会いたかった人
【ずっと会いたかった人】和菓子作家の坂本紫穗さん(3)
国内外で活躍する和菓子作家の坂本紫穗さん。和菓子の可能性を信じ、さまざまなものとコラボレーションしています。紫穗さんの話を聞いていると、和菓子ともっと仲良くなりたくなります。
- 最近では、海外で和菓子の人気が高まっていますね。
- 和菓子ファンが多いニューヨークをはじめ、ロサンゼルス、サンフランシスコ、ミラノ、シンガポール、香港、韓国、パリ……と、多いときは年に3~4回ほど海外で和菓子を披露しています。「和菓子を見たことはあっても食べたことがない」という人がほとんど。身近に感じてもらうためにモチーフはその国の人がわかるものにしています。たとえば「雨」「薔薇」「桜」「波」など、イメージが浮かぶものですね。作品に乗せた私の想いと食べた人の感性がシンクロするといいなと思っています。食べてみると「想像していたより甘い」と言われることが多いのですが、「お茶がおいしく感じませんか?」と返すと、深くうなずいてくれる。マリアージュの感覚ですよね。各国の飲み物と和菓子とのマリアージュの可能性。考えるだけでワクワクします。

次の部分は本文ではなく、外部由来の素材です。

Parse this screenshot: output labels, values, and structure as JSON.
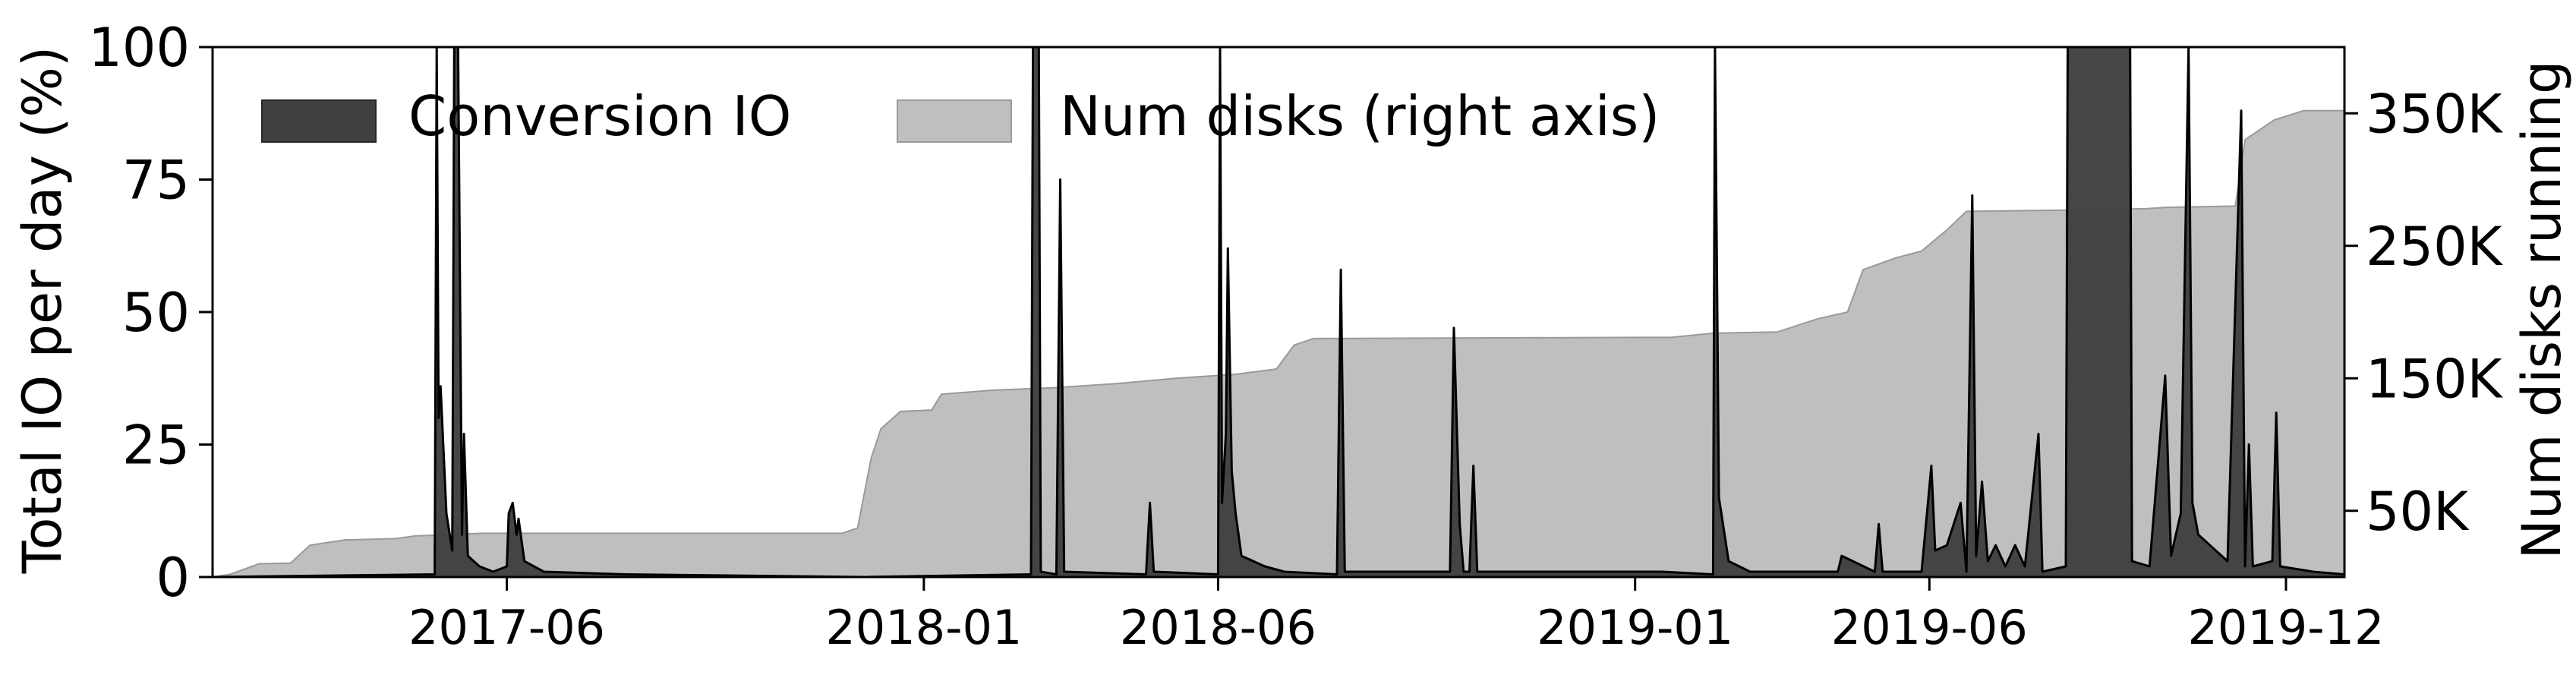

- 紫穗さんの和菓子作りを追った映画が、海外で賞をとりました。
- 和菓子が仕上がるまでのプロセスを撮った8分ほどのショートフィルムなのですが、ニューヨークで開催された「The Food Film Festival 2017」で「Best Food Porn Award」を受賞しました。上映会で登壇したら、「心に響いた!」「あなたの世界感がとても好きよ」「息を止めて見入ったよ」など本当にたくさんの方に声をかけてもらい、夢のような時間でした。和菓子の魅力をたくさんの人に伝えたい。その想いが強くなりましたね。最近では、ジュエリーブランドとのコラボも多いのですが、いろんな方に和菓子を身近に感じてもらえるよいきっかけになっています。ジュエリーと和菓子は相性がよいかな、と。お互いに「小さくて想いのこもったもの」という共通点があるのかなと思います。
- 大人の和菓子のたしなみかたを教えてください。
- 抹茶や緑茶に合わせるのもいいですが、紅茶やコーヒー、ハーブティーなど、「合わせてみたいな」と思った飲み物と一緒にいただくのはどうでしょうか。ご自身の直感を、ぜひ大切にしていただきたいです。日本酒やウイスキーと合わせるのも大人ならではの楽しみ方。コーヒー豆の種類や焙煎の具合、日本酒の銘柄など自分の好みに合わせて追求していくのもいいですね。和菓子はとても魅力的な食べ物。さまざまな飲み物に寄り添い、音楽、言葉、絵などアートにも寄り添う。和菓子の可能性は無限大。本当にそう思います。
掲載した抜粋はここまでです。